Web pages that may contain text, images, videos, and other multimedia and navigate

between them using hyperlinks. Using concepts from earlier hypertext systems, the

World Wide Web was begun in 1989 by English scientist Tim Berners-Lee, working at

the European Organization for Nuclear Research (CERN) in Geneva, Switzerland. In

1990, he proposed building a "web of nodes" storing "hypertext pages" viewed by

"browsers" on a network,[1] and released that web in 1992. Connected by the existing

Internet, other websites were created, around the world, adding international

standards for domain names & the HTML language. Since then, Berners-Lee has played

an active role in guiding the development of Web standards (such as the markup

languages in which Web pages are composed), and in recent years has advocated his

vision of a Semantic Web.

The World Wide Web enabled the spread of information over the Internet through an

easy-to-use and flexible format. It thus played an important role in popularising use of

the Internet, [2] to the extent that the World Wide Web has become a synonym for

Internet, with the two being conflated in popular use. [3]

How it works

Viewing a Web page on the World Wide Web normally begins either by typing the URL

of the page into a Web browser, or by following a hyperlink to that page or resource.

The Web browser then initiates a series of communication messages, behind the

scenes, in order to fetch and display it.

First, the server-name portion of the URL is resolved into an IP address using the

global, distributed Internet database known as the domain name system, or DNS. This

IP address is necessary to contact and send data packets to the Web server.

The browser then requests the resource by sending an HTTP request to the Web server

at that particular address.
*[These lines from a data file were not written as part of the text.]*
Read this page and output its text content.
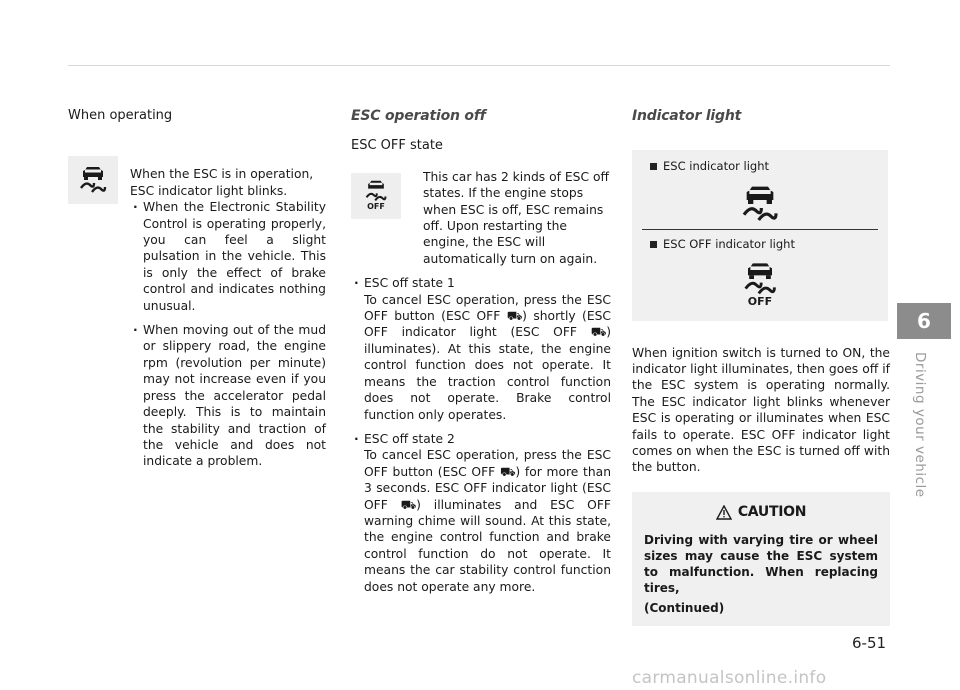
When operating

When the ESC is in operation, ESC indicator light blinks.

· When the Electronic Stability Control is operating properly, you can feel a slight pulsation in the vehicle. This is only the effect of brake control and indicates nothing unusual.

· When moving out of the mud or slippery road, the engine rpm (revolution per minute) may not increase even if you press the accelerator pedal deeply. This is to maintain the stability and traction of the vehicle and does not indicate a problem.

ESC operation off
ESC OFF state
OFF

This car has 2 kinds of ESC off states. If the engine stops when ESC is off, ESC remains off. Upon restarting the engine, the ESC will automatically turn on again.

· ESC off state 1
To cancel ESC operation, press the ESC OFF button (ESC OFF ⛟) shortly (ESC OFF indicator light (ESC OFF ⛟) illuminates). At this state, the engine control function does not operate. It means the traction control function does not operate. Brake control function only operates.
· ESC off state 2
To cancel ESC operation, press the ESC OFF button (ESC OFF ⛟) for more than 3 seconds. ESC OFF indicator light (ESC OFF ⛟) illuminates and ESC OFF warning chime will sound. At this state, the engine control function and brake control function do not operate. It means the car stability control function does not operate any more.
Indicator light
ESC indicator light
ESC OFF indicator light
OFF

When ignition switch is turned to ON, the indicator light illuminates, then goes off if the ESC system is operating normally. The ESC indicator light blinks whenever ESC is operating or illuminates when ESC fails to operate. ESC OFF indicator light comes on when the ESC is turned off with the button.

CAUTION

Driving with varying tire or wheel sizes may cause the ESC system to malfunction. When replacing tires,

(Continued)

6
Driving your vehicle
6-51
carmanualsonline.info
In the case of a typical Web page, the HTML text of the

page is requested first and parsed immediately by the Web browser, which will then

make additional requests for images and any other files that form a part of the page.

Statistics measuring a website's popularity are usually based on the number of 'page

views' or associated server 'hits', or file requests, which take place.

Having received the required files from the Web server, the browser then renders the

page onto the screen as specified by its HTML, CSS, and other Web languages. Any

images and other resources are incorporated to produce the on-screen Web page that

the user sees.

Most Web pages will themselves contain hyperlinks to other related pages and perhaps

to downloads, source documents, definitions and other Web resources. Such a

collection of useful, related resources, interconnected via hypertext links, is what was

dubbed a "web" of information. Making it available on the Internet created what Tim

Berners-Lee first called the WorldWideWeb (a term written in CamelCase, subsequently

discarded) in November 1990.[1]

Berners-Lee has said that the most important feature of the World Wide Web is "Error

404", which tells the user that a file does not exist. Without this feature, he said, the

web would have ground to a halt long ago.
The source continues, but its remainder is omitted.